Reputation: 690
I am trying to use the Accord.net library to build test method of several of the machine learning algorithms that library supports.
One of the issues I have run into is that when I am trying to codify my string data, the Codification class does not seem capable of dealing with any datatable columns that are not strings, despite the documentation saying otherwise.
Codification codebook = new Codification(fulldata, AllAttributeNames);
I call that line where fulldata is a datatable, and I have tried including columns of both Int32 type and Double type, and the Codification class has thrown an error saying it is unable to convert them to type String.
"System.InvalidCastException: 'Unable to cast object of type 'System.Double' to type 'System.String'.'"
EDIT: It turns out this error is because the Codification system can only handle alternate data types if it is encoding the entire table. I suppose I can see the logic here, although I would prefer a better error, or that the method was a little smarter.
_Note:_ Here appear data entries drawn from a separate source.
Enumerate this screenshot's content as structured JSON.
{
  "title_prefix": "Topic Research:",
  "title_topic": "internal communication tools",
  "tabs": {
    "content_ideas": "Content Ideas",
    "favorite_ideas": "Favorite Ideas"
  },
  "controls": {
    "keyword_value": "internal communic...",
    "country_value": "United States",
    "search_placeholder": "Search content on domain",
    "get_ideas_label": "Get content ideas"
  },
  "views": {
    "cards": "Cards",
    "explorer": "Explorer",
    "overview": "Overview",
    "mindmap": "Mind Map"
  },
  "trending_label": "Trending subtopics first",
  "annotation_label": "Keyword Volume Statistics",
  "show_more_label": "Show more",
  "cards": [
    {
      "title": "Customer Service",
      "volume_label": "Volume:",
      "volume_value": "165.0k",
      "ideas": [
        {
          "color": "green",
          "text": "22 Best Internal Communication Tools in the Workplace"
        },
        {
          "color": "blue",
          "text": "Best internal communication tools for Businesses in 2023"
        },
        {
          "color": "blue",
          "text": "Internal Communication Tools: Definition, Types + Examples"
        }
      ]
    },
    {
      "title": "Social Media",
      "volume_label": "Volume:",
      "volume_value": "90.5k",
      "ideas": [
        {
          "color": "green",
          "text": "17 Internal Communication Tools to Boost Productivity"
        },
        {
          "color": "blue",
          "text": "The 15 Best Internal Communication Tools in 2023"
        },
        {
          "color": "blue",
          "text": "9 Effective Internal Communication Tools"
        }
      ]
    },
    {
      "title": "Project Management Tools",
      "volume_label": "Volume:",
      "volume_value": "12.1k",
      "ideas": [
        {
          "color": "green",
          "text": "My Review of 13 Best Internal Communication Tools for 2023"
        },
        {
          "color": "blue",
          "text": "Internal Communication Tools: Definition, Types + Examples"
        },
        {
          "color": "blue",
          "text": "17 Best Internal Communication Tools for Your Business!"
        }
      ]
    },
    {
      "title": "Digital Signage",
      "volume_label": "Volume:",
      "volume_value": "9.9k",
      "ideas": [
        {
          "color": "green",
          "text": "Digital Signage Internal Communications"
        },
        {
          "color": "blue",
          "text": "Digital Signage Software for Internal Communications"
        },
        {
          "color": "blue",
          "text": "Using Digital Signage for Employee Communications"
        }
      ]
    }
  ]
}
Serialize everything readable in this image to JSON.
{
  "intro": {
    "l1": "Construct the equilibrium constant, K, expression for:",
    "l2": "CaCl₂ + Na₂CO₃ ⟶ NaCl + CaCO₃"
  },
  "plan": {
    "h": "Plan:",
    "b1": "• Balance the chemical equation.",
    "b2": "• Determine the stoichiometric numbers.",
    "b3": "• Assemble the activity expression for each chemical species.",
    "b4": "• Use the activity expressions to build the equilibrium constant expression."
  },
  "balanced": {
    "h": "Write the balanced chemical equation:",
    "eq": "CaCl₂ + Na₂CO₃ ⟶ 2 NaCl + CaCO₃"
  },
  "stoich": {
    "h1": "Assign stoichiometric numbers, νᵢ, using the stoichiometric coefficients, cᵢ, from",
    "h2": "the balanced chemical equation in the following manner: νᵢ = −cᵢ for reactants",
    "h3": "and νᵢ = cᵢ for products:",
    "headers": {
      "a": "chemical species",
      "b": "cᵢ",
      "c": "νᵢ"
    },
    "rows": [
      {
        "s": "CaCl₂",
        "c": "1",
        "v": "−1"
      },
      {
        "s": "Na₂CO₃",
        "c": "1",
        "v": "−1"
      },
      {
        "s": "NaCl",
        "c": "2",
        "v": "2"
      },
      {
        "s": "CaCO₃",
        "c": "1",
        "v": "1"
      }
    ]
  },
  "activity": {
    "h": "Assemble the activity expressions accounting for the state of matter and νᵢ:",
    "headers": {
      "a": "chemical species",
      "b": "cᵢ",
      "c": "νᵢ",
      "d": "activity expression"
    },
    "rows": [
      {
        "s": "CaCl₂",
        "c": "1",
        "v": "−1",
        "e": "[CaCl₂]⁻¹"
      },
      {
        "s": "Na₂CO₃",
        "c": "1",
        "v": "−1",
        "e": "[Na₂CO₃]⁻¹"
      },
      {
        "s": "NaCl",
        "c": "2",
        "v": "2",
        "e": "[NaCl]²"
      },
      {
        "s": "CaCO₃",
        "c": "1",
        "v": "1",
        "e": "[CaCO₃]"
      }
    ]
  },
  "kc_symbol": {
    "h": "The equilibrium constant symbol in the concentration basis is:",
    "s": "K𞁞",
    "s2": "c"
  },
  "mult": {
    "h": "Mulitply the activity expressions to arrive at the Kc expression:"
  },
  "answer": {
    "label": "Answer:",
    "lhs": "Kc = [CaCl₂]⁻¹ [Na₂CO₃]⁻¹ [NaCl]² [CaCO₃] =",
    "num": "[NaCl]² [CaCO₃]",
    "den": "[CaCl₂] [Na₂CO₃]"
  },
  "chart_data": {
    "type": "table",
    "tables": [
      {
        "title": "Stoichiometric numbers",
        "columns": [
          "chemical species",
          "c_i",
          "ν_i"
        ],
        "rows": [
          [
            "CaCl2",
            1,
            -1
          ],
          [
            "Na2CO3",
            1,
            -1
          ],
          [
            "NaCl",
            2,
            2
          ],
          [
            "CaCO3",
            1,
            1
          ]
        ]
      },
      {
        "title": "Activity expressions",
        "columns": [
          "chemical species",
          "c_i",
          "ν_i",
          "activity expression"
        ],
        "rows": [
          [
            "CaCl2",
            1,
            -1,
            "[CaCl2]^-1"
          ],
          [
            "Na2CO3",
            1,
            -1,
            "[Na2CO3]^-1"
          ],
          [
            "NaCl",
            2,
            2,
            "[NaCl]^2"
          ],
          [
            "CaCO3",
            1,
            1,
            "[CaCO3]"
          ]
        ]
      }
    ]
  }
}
I now have another issue that has cropped up related to this. After changing my code to this:
Codification codebook = new Codification(fulldata);
I then learning.Learn(inputs, outputs) my algorithm and want to use the newly trained algorithm. So the next step would be to take a bunch of test data, make sure it matches the codebooks encoding, and send it through the algorithm. Unfortunately, when I try and use the
int[][] testinput = codebook.Transform(testData, inputColumnNameArray);
It blows up claiming it could not find a mapping to transform. It does this in reference to an Integer column that the codebook correctly did not map to new values. So now it seems this Transform method is not capable of handling non-string columns, and I have not found an overload of it that can, even though the documentation indicates it should be able to handle this.
Does anyone know how to get around this issue without manually building the entire int[][] testinput array one value at a time?
Upvotes: 1
Views: 59
Reputation: 690
Turns out I was able to answer my own question eventually.
The Codification class has two methods of using it as near as I can tell. The constructor that takes a list of column names, as well as the Transform methods both lack intelligence in dealing with non-string data types, perhaps these methods are going away in the future.
The constructor that just takes a datatable by itself, as well as the Apply method, are both capable of handling data types other than strings. Once I switched to using these two methods my errors went away.
Codification codebook = new Codification(fulldata);
int[][] testinput = codebook.Apply(testData, inputColumnNameArray);
The confusion for me lay in all the example code seemingly randomly using these two methods, but using the Apply method only when processing the training data, and using the Transform method when encoding test data.
I am not sure why they chose to do this in the documentation example code, but it definitely took me a long time to figure out what was going on enough to stop having this particular issue.
Upvotes: 1